Un cartellone tenuto da donne islamiche, seguaci di Khomieni, durante una dimostrazione di protesta ci aiuta a comprendere cosa sia il fondamentalismo islamico (o integralismo).

Sul cartellone era scritto: "Per ogni situazione la rivoluzione islamica è la sola soluzione"; nulla meglio di questa frase evidenzia lo spirito intransigente e determinato dell’integralismo islamico che non si ferma di fronte a nulla ma che anzi è disposto a combattere guerre durissime.

1980

16 maggio: due caccia iraniani colpiscono con missili aria–terra una petroliera saudita che navigava verso il porto; è l'episodio che scatena la guerra.
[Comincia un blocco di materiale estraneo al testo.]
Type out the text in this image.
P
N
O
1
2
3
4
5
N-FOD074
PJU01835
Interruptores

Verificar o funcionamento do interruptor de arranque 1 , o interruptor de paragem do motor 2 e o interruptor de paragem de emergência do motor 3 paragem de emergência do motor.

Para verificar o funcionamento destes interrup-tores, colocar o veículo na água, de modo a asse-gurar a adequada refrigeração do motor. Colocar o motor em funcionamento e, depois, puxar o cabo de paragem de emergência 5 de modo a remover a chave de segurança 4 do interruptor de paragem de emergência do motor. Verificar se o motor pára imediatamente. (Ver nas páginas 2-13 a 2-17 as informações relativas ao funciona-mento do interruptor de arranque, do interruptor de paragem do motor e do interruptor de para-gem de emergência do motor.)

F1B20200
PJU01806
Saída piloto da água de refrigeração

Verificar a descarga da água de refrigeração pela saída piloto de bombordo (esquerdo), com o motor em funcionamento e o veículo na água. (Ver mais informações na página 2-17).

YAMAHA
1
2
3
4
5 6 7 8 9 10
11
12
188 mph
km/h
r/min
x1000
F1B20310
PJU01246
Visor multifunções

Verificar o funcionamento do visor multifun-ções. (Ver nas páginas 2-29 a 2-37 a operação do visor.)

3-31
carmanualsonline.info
18 maggio: i caccia iracheni attaccano due petroliere dirette a un terminale iraniano e Teheran si dice pronta ad estendere la guerra ai paesi che intervenissero nel conflitto.
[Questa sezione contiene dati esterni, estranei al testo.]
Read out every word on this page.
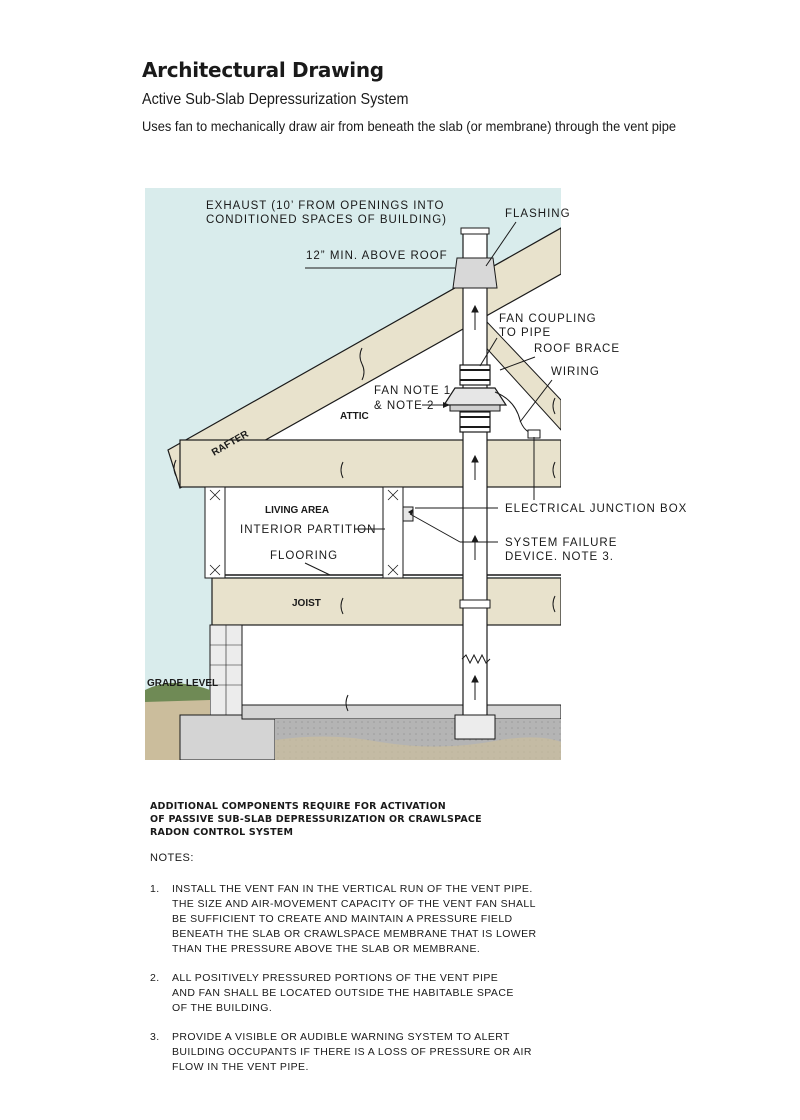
Architectural Drawing

Active Sub-Slab Depressurization System

Uses fan to mechanically draw air from beneath the slab (or membrane) through the vent pipe

EXHAUST (10’ FROM OPENINGS INTO
CONDITIONED SPACES OF BUILDING)
12” MIN. ABOVE ROOF
FLASHING
FAN COUPLING
TO PIPE
ROOF BRACE
WIRING
FAN NOTE 1
& NOTE 2
ATTIC
RAFTER
LIVING AREA
INTERIOR PARTITION
FLOORING
JOIST
ELECTRICAL JUNCTION BOX
SYSTEM FAILURE
DEVICE. NOTE 3.
GRADE LEVEL
ADDITIONAL COMPONENTS REQUIRE FOR ACTIVATION
OF PASSIVE SUB-SLAB DEPRESSURIZATION OR CRAWLSPACE
RADON CONTROL SYSTEM
NOTES:
1. INSTALL THE VENT FAN IN THE VERTICAL RUN OF THE VENT PIPE.
THE SIZE AND AIR-MOVEMENT CAPACITY OF THE VENT FAN SHALL
BE SUFFICIENT TO CREATE AND MAINTAIN A PRESSURE FIELD
BENEATH THE SLAB OR CRAWLSPACE MEMBRANE THAT IS LOWER
THAN THE PRESSURE ABOVE THE SLAB OR MEMBRANE.
2. ALL POSITIVELY PRESSURED PORTIONS OF THE VENT PIPE
AND FAN SHALL BE LOCATED OUTSIDE THE HABITABLE SPACE
OF THE BUILDING.
3. PROVIDE A VISIBLE OR AUDIBLE WARNING SYSTEM TO ALERT
BUILDING OCCUPANTS IF THERE IS A LOSS OF PRESSURE OR AIR
FLOW IN THE VENT PIPE.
19 maggio: l’Iran affonda una nave greca: l’Occidente viene chiamato direttamente in causa; si mobilitano i paesi arabi che si affacciano sul Golfo costretti, loro malgrado, a schierarsi a favore di uno dei due contendenti.
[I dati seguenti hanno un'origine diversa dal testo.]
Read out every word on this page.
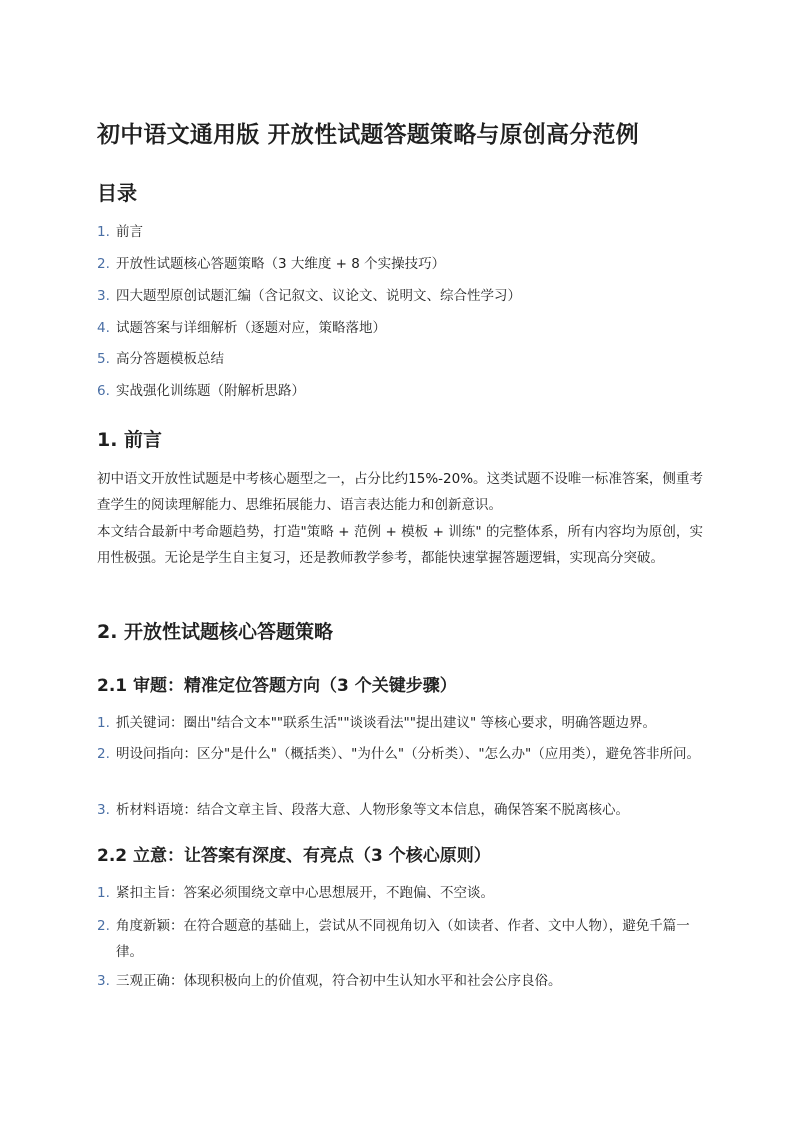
初中语文通用版 开放性试题答题策略与原创高分范例
目录
1. 前言
2. 开放性试题核心答题策略（3 大维度 + 8 个实操技巧）
3. 四大题型原创试题汇编（含记叙文、议论文、说明文、综合性学习）
4. 试题答案与详细解析（逐题对应，策略落地）
5. 高分答题模板总结
6. 实战强化训练题（附解析思路）
1. 前言
初中语文开放性试题是中考核心题型之一，占分比约15%-20%。这类试题不设唯一标准答案，侧重考查学生的阅读理解能力、思维拓展能力、语言表达能力和创新意识。
本文结合最新中考命题趋势，打造"策略 + 范例 + 模板 + 训练" 的完整体系，所有内容均为原创，实用性极强。无论是学生自主复习，还是教师教学参考，都能快速掌握答题逻辑，实现高分突破。
2. 开放性试题核心答题策略
2.1 审题：精准定位答题方向（3 个关键步骤）
1. 抓关键词：圈出"结合文本""联系生活""谈谈看法""提出建议" 等核心要求，明确答题边界。
2. 明设问指向：区分"是什么"（概括类）、"为什么"（分析类）、"怎么办"（应用类），避免答非所问。
3. 析材料语境：结合文章主旨、段落大意、人物形象等文本信息，确保答案不脱离核心。
2.2 立意：让答案有深度、有亮点（3 个核心原则）
1. 紧扣主旨：答案必须围绕文章中心思想展开，不跑偏、不空谈。
2. 角度新颖：在符合题意的基础上，尝试从不同视角切入（如读者、作者、文中人物），避免千篇一律。
3. 三观正确：体现积极向上的价值观，符合初中生认知水平和社会公序良俗。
24 maggio: le incursioni contro le petroliere si moltiplicano; caccia dell’Arabia Saudita si alzano in volo a proteggere una nave liberiana attaccata dalle forze irachene.

Sostenuto economicamente dagli sceicchi arabi e militarmente dall'Occidente, il presidente iracheno sperava di vincere rapidamente la partita, non esitando a impiegare anche armi chimiche vietate dalle convenzioni internazionali. Gli iraniani invece dimostrarono una imprevista capacità di resistenza e riversarono contro l'Iraq "ondate umane" di migliaia di pasdaran, sostenitori di una società integralmente, e a volte fanaticamente, ispirata ai principi del Corano. Il conflitto assunse allora le proporzioni di un massacro dall'una e dall'altra parte, senza che la linea del fronte subisse sostanziali mutamenti. Per arrestare l’avanzata nemica sul territorio iracheno, Saddam non esitò a usare micidiali armi chimiche non solo contro gli iraniani ma anche contro le popolazioni curde dell’Iraq, tradizionalmente in lotta per l’indipendenza e potenziali alleati di Teheran.

Solo nel 1988, ormai stremati e non prospettandosi la vittoria di nessuno dei due, nel mese di luglio i due paesi, concordano la tregua con la mediazione dell’ONU.

CONSEGUENZE DEL CONFLITTO

Il dittatore iracheno Saddam Hussein aveva invaso l’Iran per garantire al suo paese un sicuro sbocco sul Golfo Persico e per poter meglio controllare una delle regioni più ricche di petrolio del mondo. In quell’occasione sia l’Unione Sovietica sia gli Stati Uniti e molti altri paesi dell’occidente (come Germania, Francia, Italia) fornirono a Saddam Hussein le armi più potenti e moderne. Essi speravano che Saddam vincesse facilmente l’Iran di Khomeini, finanziatore dei terroristi che facevano capo ai vari movimenti islamici. Ma nessuno di questi obiettivi fu raggiunto.

Non vi furono conseguenze territoriali: la guerra si conclude nel 1988, in seguito ad un intervento dell'ONU, ripristinando i confini precedenti all’inizio della guerra.

Gravi furono invece le conseguenze economiche e sociali: oltre al prezzo altissimo di centinaia di migliaia di vittime, il conflitto stremò le economie dei due paesi a causa dei reciprochi attacchi ai centri nevralgici dell’industria e ai campi petroliferi da cui ricavavano gran parte dei loro introiti.